Let's discuss: future of refactoring in the era of LLMs

For a long time we have designed our software in a way where we would value backward compatibility and would try to minimise breaking changes.

This is not only true for the open-source, widely used software, but also for internal software. The existence of companies with big mono repositories to support dynamic rhythm of changes that do not break in unknown parts is a good illustration of how important to have the ability to refactor without the fear.

Even in the pre-LLM era we had a technical ability to do some changes without the fear which we didn't really adopt. For over 20 years we already had tools that implement a number of deterministic refactorings for typed languages. If our change consisted of only a sequence of such deterministic changes – we could automatically generate codebase migration scripts together with the new versions of our libraries. And maybe we could even search for all the usages of our libraries on the GitHub and programmatically produce PRs with all the needed changes.

Today, with all the progress in LLMs it's not hard to imagine that instead (or together with) automated migration scripts we can distribute some automatically generated migration prompts. And for all the opensoruce code, we can actually validate the results of our migrations (by pulling all the code dependent on our library, applying migration prompts, building and running tests) – and everything that is validatable, usually reach very confident levels with LLMs.

It's not hard to imagine even better LLMs in future with the ability to do even more complex refactorings. And this might remove a lot of fear associated with the changes, which in turn will significantly improve the speed of innovation for old projects where a lot of historical decisions are cemented in the public interface.

This is the future of software engineering I would want to see, and I'm curious to hear what are your thoughts about this?

P.S. Migrating from one computer language to another should become a matter of "prompted change" at some point too!

1 points | by ohcmon 3 hours ago

3 comments

  • codingdave 2 hours ago
    If that future came to fruition we'd stop hearing "it works on my machine", and start hearing "it worked with my LLM".

    The problem with refactoring code, re-writing codebases, and such major work is not the effort of re-coding. It is that you lose the code that has been battle-tested in production over years of use, millions of man-hours of beating on the code and turning it into a product that has survived every real-world edge case, attack, and scaling concern throughout the entire history of the product.

    When you re-write code for for the sake of re-writing code, you throw that all out and have a brand new codebase that needs to go through all the production pain all over again.

    So no - the trend I'm hearing of people thinking code will just become an output of an LLM-driven build process sounds quite naive to me.

    • ohcmon 2 hours ago
      > you lose the code that has been battle-tested

      I agree that this is still the most important thing, and I don’t try to challenge this.
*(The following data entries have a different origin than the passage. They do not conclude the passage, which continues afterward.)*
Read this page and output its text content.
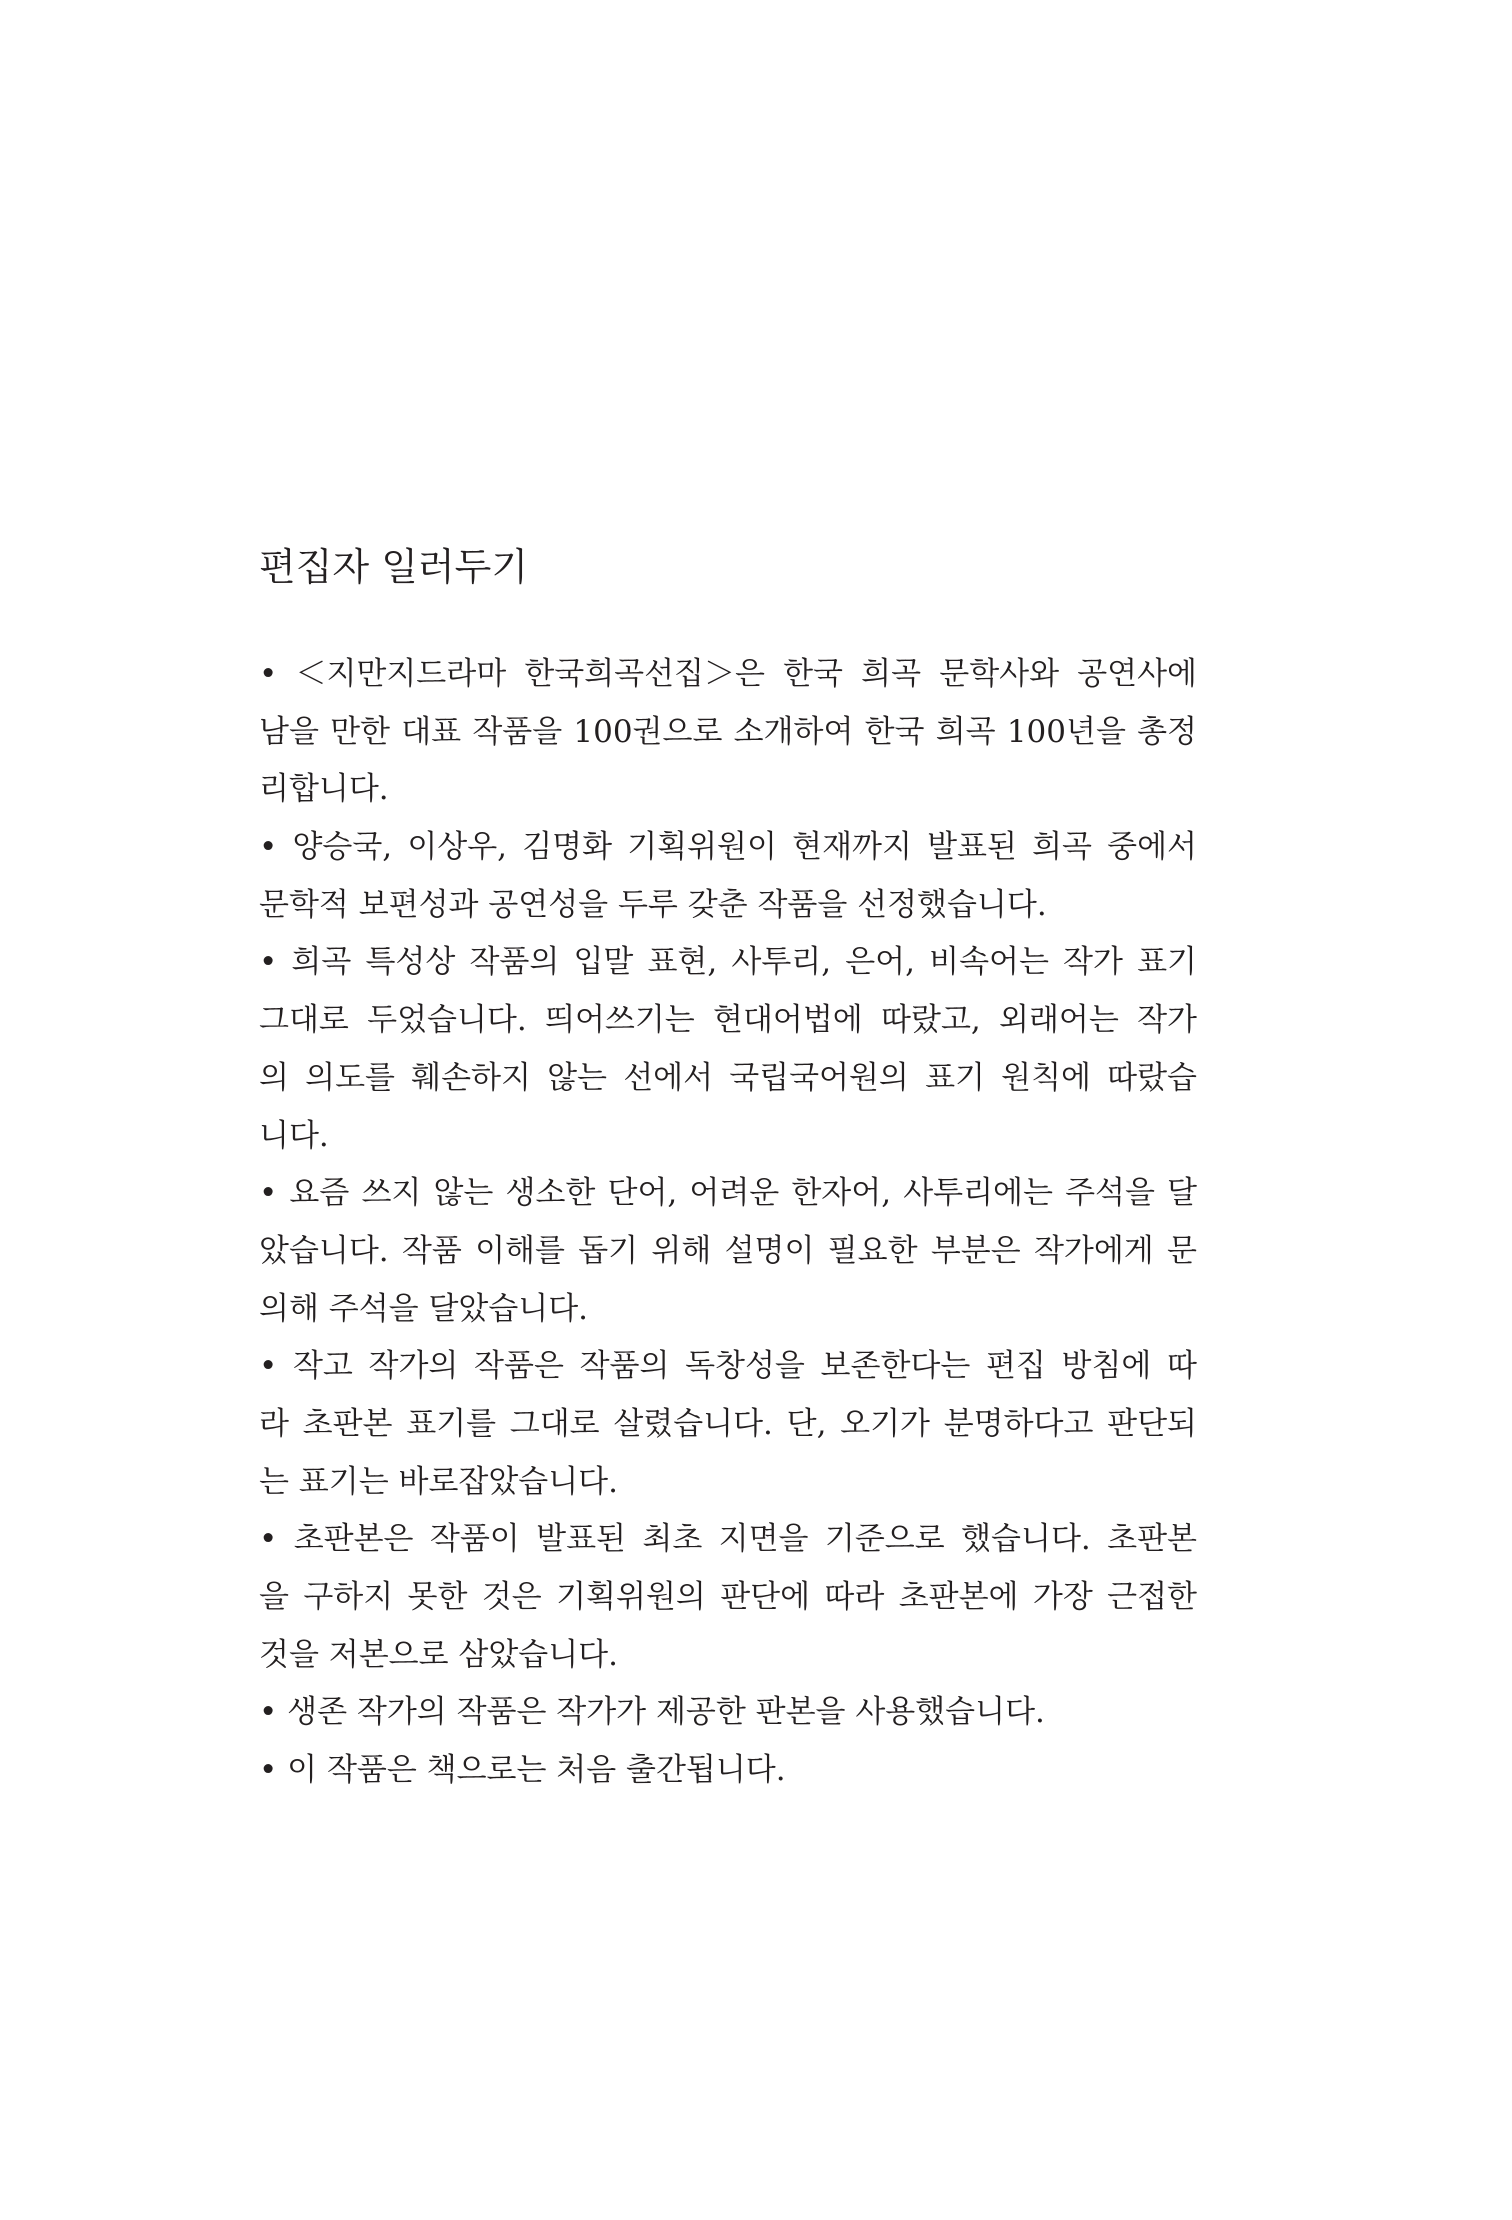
편집자 일러두기
• ＜지만지드라마 한국희곡선집＞은 한국 희곡 문학사와 공연사에
남을 만한 대표 작품을 100권으로 소개하여 한국 희곡 100년을 총정
리합니다.
• 양승국, 이상우, 김명화 기획위원이 현재까지 발표된 희곡 중에서
문학적 보편성과 공연성을 두루 갖춘 작품을 선정했습니다.
• 희곡 특성상 작품의 입말 표현, 사투리, 은어, 비속어는 작가 표기
그대로 두었습니다. 띄어쓰기는 현대어법에 따랐고, 외래어는 작가
의 의도를 훼손하지 않는 선에서 국립국어원의 표기 원칙에 따랐습
니다.
• 요즘 쓰지 않는 생소한 단어, 어려운 한자어, 사투리에는 주석을 달
았습니다. 작품 이해를 돕기 위해 설명이 필요한 부분은 작가에게 문
의해 주석을 달았습니다.
• 작고 작가의 작품은 작품의 독창성을 보존한다는 편집 방침에 따
라 초판본 표기를 그대로 살렸습니다. 단, 오기가 분명하다고 판단되
는 표기는 바로잡았습니다.
• 초판본은 작품이 발표된 최초 지면을 기준으로 했습니다. 초판본
을 구하지 못한 것은 기획위원의 판단에 따라 초판본에 가장 근접한
것을 저본으로 삼았습니다.
• 생존 작가의 작품은 작가가 제공한 판본을 사용했습니다.
• 이 작품은 책으로는 처음 출간됩니다.
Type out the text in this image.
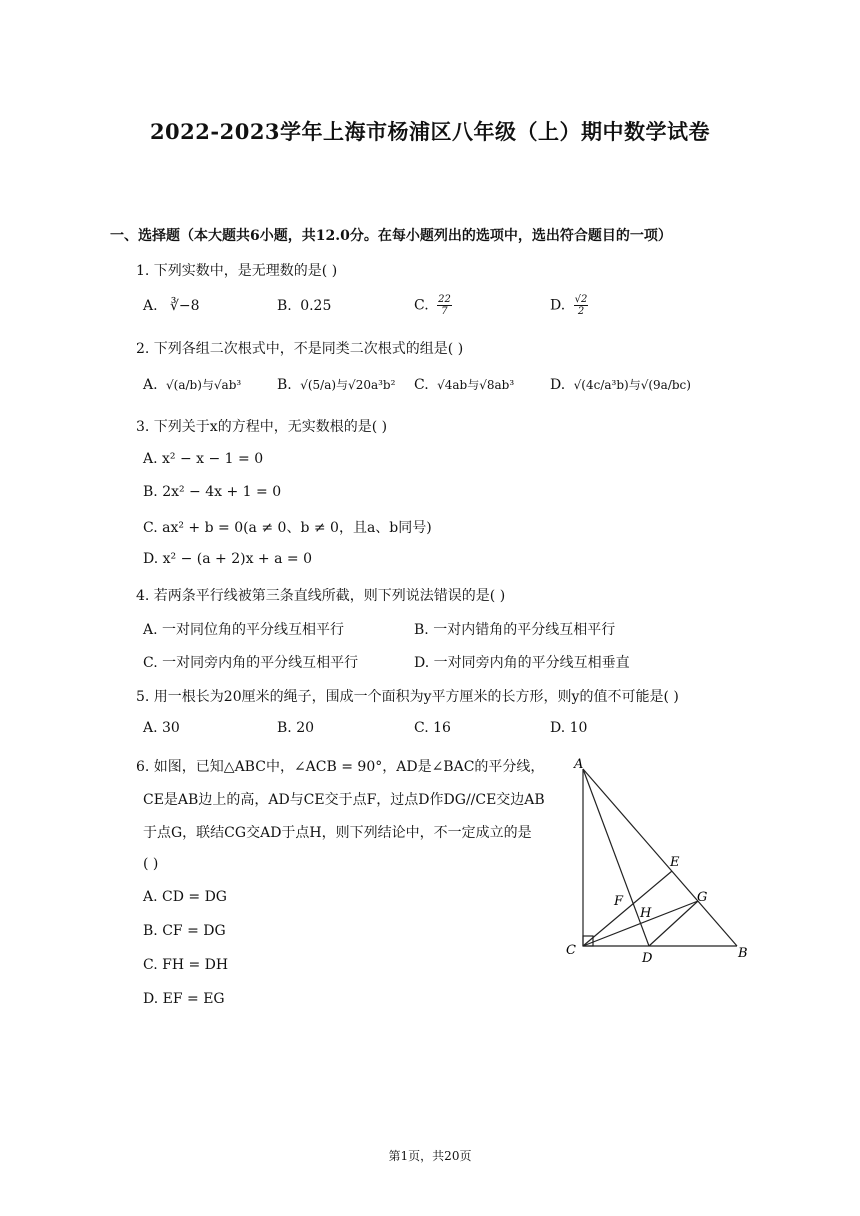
2022-2023学年上海市杨浦区八年级（上）期中数学试卷
一、选择题（本大题共6小题，共12.0分。在每小题列出的选项中，选出符合题目的一项）
1. 下列实数中，是无理数的是( )
A. ∛−8	B. 0.2̇5̇	C. $\frac{22}{7}$	D. $\frac{√2}{2}$
2. 下列各组二次根式中，不是同类二次根式的组是( )
A. √(a/b)与√ab³	B. √(5/a)与√20a³b² C. √4ab与√8ab³	D. √(4c/a³b)与√(9a/bc)
3. 下列关于x的方程中，无实数根的是( )
A. x² − x − 1 = 0
B. 2x² − 4x + 1 = 0
C. ax² + b = 0(a ≠ 0、b ≠ 0，且a、b同号)
D. x² − (a + 2)x + a = 0
4. 若两条平行线被第三条直线所截，则下列说法错误的是( )
A. 一对同位角的平分线互相平行	B. 一对内错角的平分线互相平行
C. 一对同旁内角的平分线互相平行	D. 一对同旁内角的平分线互相垂直
5. 用一根长为20厘米的绳子，围成一个面积为y平方厘米的长方形，则y的值不可能是( )
A. 30	B. 20	C. 16	D. 10
6. 如图，已知△ABC中，∠ACB = 90°，AD是∠BAC的平分线，
CE是AB边上的高，AD与CE交于点F，过点D作DG//CE交边AB
于点G，联结CG交AD于点H，则下列结论中，不一定成立的是
( )
A. CD = DG
B. CF = DG
C. FH = DH
D. EF = EG
A
B
C
D
E
F	G
H
第1页，共20页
      At the same time we have quite adopted bumping our dependencies when it does not incorporate breaking changes (especially if there are know security vulnerabilities) — and my point is exactly about it, why even simple renames, extraction or flattening or other simple changes have to be treated so differently than internal changes that do not touch public interface?

  • pancsta 1 hour ago
    You should always distribute AST-level refacs, which are deterministic, instead of prompts. You can easily prompt these out, but nothing really changes here besides who writes the migration (human vs LLM).
  • seg_lol 2 hours ago
    This is an essay, not a conversation starter. You aren't asking any questions. Maybe you should try blogging.